That’s what she expected when she walked through the curtain— a forest like the one that had devoured her sister. But it was only a room. A room filled with branches cast in marble bases, most no higher than her shoulders. A Wilderwood in miniature. Nothing like what she’d seen when she and Red raced toward its border four years ago. Nothing like what Red had just disappeared into.
Neve’s chest burned, too heavy and hollow all at once. She couldn’t hurt that Wilderwood.
But she could hurt this one.
The limb of a branch was in her hand before she had the conscious thought, before her mind caught up with her body. She wrenched her fist to the side, and it came off the main bough with the crack of rending bone.
Neve paused for only a moment. Then, with a fierce snarl and teeth bared, she wrenched off another, relishing the snap it made as it came away, the feel of the wood giving beneath her hands.
She didn’t know how many branches she tore into before she felt a presence behind her. Neve turned with splintered wood held in her two fists like daggers, her dark hair waving against her face with the force of her breath.
A red-haired, white-skinned priestess stood in the doorway, face implacable. She looked vaguely familiar— from the Valleydan Temple, then. Neve wondered if that would matter. The vagaries of heresy weren’t something she was familiar with, but wrecking the Shrine would probably make an easy case for it. What would that punishment be for a First Daughter, the one meant for the throne? Neve tried to care, but couldn’t quite find the energy.
And yet, the priestess did nothing. She stood there, silently, cool blue eyes surveying the damage before rising to Neve.
Slowly, Neve’s breathing returned to normal. She released her fists, the two branch shards she’d held clattering down to the stone floor.
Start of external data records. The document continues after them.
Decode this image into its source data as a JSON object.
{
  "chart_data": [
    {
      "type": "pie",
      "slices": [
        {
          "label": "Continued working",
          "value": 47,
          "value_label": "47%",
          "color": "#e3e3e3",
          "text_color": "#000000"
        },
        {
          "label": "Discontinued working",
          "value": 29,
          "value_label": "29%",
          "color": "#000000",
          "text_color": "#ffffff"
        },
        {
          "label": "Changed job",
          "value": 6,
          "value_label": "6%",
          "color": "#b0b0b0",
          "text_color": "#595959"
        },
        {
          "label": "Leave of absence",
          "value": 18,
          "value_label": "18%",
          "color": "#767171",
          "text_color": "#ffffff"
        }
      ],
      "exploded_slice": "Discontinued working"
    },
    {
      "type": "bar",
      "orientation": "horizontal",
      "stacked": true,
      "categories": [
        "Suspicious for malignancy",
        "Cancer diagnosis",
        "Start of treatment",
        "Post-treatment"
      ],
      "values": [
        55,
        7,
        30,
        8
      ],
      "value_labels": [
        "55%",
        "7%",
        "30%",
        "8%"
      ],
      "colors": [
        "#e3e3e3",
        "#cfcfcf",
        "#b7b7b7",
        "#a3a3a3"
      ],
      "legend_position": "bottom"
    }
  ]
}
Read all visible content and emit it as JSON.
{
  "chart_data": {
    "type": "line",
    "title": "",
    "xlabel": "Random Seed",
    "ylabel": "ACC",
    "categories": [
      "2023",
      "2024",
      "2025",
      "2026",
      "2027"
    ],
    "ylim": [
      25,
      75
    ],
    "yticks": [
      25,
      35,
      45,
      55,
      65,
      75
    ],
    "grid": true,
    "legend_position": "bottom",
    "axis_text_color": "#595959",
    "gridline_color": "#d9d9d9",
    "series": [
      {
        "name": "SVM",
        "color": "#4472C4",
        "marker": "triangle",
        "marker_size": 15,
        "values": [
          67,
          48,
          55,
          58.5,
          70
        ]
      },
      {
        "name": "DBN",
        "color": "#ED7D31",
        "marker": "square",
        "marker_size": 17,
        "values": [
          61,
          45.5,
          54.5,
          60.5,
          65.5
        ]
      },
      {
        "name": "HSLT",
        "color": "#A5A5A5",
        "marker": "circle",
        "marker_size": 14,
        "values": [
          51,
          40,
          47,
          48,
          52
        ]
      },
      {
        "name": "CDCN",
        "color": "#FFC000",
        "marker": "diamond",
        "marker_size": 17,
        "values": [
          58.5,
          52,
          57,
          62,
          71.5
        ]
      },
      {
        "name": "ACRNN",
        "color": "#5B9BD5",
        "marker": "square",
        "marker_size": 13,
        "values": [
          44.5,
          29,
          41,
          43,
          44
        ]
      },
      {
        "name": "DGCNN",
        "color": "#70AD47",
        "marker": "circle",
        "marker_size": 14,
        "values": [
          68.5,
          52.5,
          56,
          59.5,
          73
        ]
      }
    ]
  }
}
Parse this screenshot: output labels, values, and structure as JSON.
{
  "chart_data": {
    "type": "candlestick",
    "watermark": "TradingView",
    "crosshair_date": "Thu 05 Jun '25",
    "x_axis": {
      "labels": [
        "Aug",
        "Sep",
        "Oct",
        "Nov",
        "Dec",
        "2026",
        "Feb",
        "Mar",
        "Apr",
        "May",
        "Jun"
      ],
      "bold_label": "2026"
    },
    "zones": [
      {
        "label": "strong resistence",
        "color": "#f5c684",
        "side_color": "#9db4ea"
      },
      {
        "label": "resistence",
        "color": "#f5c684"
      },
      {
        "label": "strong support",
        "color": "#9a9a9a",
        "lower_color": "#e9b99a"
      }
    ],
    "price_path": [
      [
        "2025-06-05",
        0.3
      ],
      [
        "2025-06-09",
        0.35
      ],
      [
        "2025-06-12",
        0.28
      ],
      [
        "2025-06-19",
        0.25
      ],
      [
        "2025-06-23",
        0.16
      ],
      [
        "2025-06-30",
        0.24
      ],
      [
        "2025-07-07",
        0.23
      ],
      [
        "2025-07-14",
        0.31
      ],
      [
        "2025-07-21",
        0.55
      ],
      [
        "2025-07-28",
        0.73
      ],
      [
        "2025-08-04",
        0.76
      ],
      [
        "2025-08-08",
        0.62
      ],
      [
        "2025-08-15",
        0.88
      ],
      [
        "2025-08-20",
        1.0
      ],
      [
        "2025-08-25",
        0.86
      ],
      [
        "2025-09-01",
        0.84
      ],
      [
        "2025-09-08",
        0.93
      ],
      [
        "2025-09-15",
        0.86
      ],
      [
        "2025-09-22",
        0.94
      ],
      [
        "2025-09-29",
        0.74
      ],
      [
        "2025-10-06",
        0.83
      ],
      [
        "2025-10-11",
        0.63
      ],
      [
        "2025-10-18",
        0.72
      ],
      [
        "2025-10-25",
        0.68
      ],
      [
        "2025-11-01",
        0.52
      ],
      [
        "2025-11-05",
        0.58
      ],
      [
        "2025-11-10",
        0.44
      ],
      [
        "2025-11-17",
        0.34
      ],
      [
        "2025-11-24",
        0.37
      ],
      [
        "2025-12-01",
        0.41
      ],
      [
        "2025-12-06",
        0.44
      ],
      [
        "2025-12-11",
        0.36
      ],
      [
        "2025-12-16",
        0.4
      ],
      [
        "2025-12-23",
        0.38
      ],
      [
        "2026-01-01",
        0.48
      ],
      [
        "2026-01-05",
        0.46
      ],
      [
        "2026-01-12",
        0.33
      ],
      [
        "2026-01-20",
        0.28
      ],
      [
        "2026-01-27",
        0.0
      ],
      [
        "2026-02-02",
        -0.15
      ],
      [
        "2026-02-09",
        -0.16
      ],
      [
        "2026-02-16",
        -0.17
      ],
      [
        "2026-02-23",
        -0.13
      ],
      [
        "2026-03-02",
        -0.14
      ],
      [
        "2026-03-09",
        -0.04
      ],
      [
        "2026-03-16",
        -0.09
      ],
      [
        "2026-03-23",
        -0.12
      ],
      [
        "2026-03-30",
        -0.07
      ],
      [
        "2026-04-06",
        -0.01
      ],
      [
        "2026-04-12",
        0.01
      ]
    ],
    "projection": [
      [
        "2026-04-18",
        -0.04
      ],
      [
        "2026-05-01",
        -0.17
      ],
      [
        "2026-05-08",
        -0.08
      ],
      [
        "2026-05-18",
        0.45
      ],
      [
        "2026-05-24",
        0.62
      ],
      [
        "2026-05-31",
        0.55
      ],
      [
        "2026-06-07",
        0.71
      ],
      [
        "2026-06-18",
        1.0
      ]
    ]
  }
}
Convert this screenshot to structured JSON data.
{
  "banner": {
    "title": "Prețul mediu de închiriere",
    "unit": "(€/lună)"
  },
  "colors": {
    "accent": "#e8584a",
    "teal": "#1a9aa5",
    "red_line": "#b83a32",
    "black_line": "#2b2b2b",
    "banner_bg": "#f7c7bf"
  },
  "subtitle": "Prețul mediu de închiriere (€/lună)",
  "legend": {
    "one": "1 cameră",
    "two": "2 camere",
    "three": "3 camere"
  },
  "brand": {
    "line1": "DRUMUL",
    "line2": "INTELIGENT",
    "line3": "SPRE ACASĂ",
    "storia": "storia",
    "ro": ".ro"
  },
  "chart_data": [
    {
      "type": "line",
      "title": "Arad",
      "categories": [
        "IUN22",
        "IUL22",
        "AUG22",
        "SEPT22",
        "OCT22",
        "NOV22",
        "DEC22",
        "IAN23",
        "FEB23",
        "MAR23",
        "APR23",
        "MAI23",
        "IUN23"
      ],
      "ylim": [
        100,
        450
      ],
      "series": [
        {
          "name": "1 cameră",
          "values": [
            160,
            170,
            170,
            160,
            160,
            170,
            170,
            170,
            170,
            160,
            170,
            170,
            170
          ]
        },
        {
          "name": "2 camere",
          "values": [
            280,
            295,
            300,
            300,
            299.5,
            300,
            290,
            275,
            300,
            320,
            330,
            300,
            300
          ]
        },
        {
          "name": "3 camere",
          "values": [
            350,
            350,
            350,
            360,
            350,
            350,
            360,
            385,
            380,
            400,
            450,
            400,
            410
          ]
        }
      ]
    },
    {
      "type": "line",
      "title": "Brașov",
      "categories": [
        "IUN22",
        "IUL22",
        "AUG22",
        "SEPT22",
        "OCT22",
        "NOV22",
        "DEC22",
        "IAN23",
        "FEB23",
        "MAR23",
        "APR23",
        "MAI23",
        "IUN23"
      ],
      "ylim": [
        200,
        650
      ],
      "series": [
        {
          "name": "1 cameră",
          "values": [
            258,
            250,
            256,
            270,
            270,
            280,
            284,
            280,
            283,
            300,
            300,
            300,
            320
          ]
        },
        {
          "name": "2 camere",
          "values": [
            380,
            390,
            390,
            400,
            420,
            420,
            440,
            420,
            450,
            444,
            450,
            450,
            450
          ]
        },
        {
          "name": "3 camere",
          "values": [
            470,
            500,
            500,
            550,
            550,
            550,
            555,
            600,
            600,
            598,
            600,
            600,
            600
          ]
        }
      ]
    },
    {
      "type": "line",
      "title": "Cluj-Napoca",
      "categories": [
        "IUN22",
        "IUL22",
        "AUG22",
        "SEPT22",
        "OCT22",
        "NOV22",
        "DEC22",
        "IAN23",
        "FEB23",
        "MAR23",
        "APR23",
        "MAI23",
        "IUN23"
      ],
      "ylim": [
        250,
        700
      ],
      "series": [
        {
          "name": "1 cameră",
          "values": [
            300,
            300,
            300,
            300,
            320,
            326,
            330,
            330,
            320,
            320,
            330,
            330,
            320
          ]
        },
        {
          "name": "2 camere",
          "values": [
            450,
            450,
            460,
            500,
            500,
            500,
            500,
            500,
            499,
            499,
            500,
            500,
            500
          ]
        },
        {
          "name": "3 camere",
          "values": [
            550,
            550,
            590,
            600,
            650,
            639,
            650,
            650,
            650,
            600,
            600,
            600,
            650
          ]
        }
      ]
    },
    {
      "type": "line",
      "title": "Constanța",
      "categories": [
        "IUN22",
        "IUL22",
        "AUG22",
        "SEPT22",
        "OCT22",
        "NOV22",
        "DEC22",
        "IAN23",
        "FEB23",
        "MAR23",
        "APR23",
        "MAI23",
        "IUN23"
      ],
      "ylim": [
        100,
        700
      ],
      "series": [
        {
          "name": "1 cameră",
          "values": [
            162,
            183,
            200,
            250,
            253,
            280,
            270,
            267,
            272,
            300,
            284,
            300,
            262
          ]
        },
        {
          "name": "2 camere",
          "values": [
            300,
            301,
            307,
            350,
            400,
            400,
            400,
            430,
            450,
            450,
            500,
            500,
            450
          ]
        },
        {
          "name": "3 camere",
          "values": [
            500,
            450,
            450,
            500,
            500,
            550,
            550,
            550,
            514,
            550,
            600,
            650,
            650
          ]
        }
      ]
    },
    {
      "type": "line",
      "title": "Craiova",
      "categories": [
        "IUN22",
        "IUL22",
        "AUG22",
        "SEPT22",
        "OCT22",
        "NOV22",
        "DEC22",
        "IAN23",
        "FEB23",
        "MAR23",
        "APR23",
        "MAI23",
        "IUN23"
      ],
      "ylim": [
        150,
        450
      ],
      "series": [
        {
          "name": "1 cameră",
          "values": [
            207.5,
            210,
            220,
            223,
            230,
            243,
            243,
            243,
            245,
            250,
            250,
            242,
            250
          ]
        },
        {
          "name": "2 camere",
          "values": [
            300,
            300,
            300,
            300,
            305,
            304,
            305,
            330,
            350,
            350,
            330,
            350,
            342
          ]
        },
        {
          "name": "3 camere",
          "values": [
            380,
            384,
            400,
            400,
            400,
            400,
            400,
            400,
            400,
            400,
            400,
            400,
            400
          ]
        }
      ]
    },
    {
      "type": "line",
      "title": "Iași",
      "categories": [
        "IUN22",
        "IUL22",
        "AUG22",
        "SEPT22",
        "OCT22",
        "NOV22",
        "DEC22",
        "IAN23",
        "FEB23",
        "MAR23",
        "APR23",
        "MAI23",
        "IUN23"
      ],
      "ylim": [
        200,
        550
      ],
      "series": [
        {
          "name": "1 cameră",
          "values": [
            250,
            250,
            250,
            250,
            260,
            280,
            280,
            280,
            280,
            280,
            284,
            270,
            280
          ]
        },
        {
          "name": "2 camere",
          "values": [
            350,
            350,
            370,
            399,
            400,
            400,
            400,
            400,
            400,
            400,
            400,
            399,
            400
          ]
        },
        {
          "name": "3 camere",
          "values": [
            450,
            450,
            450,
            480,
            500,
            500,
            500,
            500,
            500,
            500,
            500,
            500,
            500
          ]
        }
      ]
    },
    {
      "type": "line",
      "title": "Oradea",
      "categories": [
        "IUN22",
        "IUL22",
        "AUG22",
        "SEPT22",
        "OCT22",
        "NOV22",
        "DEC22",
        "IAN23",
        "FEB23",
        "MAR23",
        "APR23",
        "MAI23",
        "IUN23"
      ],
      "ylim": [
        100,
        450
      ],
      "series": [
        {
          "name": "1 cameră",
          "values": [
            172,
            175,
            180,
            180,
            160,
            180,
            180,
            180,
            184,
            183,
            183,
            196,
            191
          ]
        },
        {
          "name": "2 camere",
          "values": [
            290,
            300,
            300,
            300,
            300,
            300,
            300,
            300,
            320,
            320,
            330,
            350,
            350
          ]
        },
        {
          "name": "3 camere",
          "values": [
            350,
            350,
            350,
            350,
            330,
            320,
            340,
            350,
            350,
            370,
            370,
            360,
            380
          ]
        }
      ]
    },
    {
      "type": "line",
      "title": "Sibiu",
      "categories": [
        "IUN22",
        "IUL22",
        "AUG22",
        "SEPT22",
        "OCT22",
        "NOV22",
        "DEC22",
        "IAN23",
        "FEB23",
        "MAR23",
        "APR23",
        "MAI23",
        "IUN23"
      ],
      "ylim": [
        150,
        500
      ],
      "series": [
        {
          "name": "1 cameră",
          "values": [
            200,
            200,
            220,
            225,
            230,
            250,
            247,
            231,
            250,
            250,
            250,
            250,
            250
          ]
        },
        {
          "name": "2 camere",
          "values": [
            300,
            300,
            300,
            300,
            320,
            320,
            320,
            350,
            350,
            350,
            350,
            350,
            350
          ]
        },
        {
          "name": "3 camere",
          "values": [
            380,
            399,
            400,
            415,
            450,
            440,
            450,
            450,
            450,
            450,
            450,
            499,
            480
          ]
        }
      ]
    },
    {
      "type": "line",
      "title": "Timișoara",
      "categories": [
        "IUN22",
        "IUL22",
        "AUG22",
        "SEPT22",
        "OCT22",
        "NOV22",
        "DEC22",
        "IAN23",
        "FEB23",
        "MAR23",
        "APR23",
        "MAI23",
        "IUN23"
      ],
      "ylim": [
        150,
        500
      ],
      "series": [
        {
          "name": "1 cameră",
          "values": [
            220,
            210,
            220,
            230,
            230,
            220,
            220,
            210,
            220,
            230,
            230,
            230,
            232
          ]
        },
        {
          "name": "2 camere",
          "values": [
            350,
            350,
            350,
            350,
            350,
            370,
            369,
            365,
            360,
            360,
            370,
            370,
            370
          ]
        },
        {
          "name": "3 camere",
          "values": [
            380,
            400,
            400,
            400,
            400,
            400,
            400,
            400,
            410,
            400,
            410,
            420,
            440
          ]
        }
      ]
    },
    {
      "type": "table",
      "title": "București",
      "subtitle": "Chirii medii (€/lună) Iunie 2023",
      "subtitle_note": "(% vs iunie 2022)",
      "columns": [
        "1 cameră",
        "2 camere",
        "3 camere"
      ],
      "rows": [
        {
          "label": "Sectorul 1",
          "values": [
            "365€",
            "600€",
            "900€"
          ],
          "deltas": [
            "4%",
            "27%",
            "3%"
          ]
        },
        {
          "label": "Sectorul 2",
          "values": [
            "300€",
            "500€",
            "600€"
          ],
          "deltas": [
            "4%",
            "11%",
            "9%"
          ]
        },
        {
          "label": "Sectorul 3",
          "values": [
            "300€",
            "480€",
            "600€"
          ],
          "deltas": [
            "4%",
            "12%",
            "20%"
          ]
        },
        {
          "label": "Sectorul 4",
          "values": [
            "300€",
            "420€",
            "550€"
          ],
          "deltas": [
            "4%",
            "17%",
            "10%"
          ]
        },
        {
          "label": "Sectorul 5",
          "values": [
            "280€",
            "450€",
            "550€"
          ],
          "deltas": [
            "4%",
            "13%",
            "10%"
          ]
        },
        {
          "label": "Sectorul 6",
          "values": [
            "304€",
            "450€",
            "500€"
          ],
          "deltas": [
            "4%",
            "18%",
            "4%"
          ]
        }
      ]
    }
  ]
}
Neve and the red-haired priestess stared at each other. There was something like a dare in each gaze, a measuring of mettle, though Neve didn’t know what she was measuring for.
Finally, the priestess stepped farther into the room, picking deftly over white wooden splinters. “Come,” she said, in a voice that was brusque though not unpleasant. “If we clean up, no one will ever notice.”
It took Neve a moment to understand what she was saying, so far was it from what she expected. But the priestess bent down, gathering white splinters in her hands, and after a moment, Neve joined her.
A small pendant swung from the priestess’s neck, circling like a pendulum. It looked like a shard of wood, like the leavings of Neve’s rampage scattering the floor. The only difference was the color; where the branches were the pure, shining white of bleached bone, the priestess’s pendant was threaded through with black.
Neve frowned at it. Strange, for a priestess to wear jewelry— it wasn’t exactly forbidden, but none of them did it, going about clad only in their white robes with no further adornment.
The priestess saw her looking. A small smile tugged up her mouth as she caught the pendant, rolled it between her fingers. “Another piece of the Wilderwood,” she said, by way of explanation. “It breaks more easily than you’d think, with the right pressure. The right tools.”
Neve’s brows drew together. The priestess watched her as if she saw the shape of her questions and wanted to draw them out. Neve shut them behind her teeth.
For all her destruction, the mess she’d made fit easily in their four fists. The priestess made a bowl of her full white skirt, gathering all the shards before bundling the fabric in her hand like a pocket. “I’ll dispose of this.”
“You mean make more jewelry out of it?” Neve couldn’t keep the bite from her voice. She was tired, so tired of keeping her composure. Of pretending all of this didn’t bore beneath her skin and scour her out.
“Oh, no.” Despite the flippancy of the response, those blue, implacable eyes watched her carefully. “These aren’t right for that. Not yet.”
Disquiet thrummed under Neve’s ribs.
The red-haired priestess stood still, managing to look regal despite the awkward way she held her robe to contain the wood shards. “You’re here because of your sister?”
“Why else would I be here?” Neve wanted it to come out fierce, but it was quiet and thin. She’d spent all her fierceness. “I have no interest in praying.”
The priestess nodded, taking Neve’s blasphemy in stride. “Would you like to know what happened to her, when she crossed into the Wilderwood?”
It struck Neve silent for a moment, such a heavy question asked in such a casual manner. “You . . . you know?”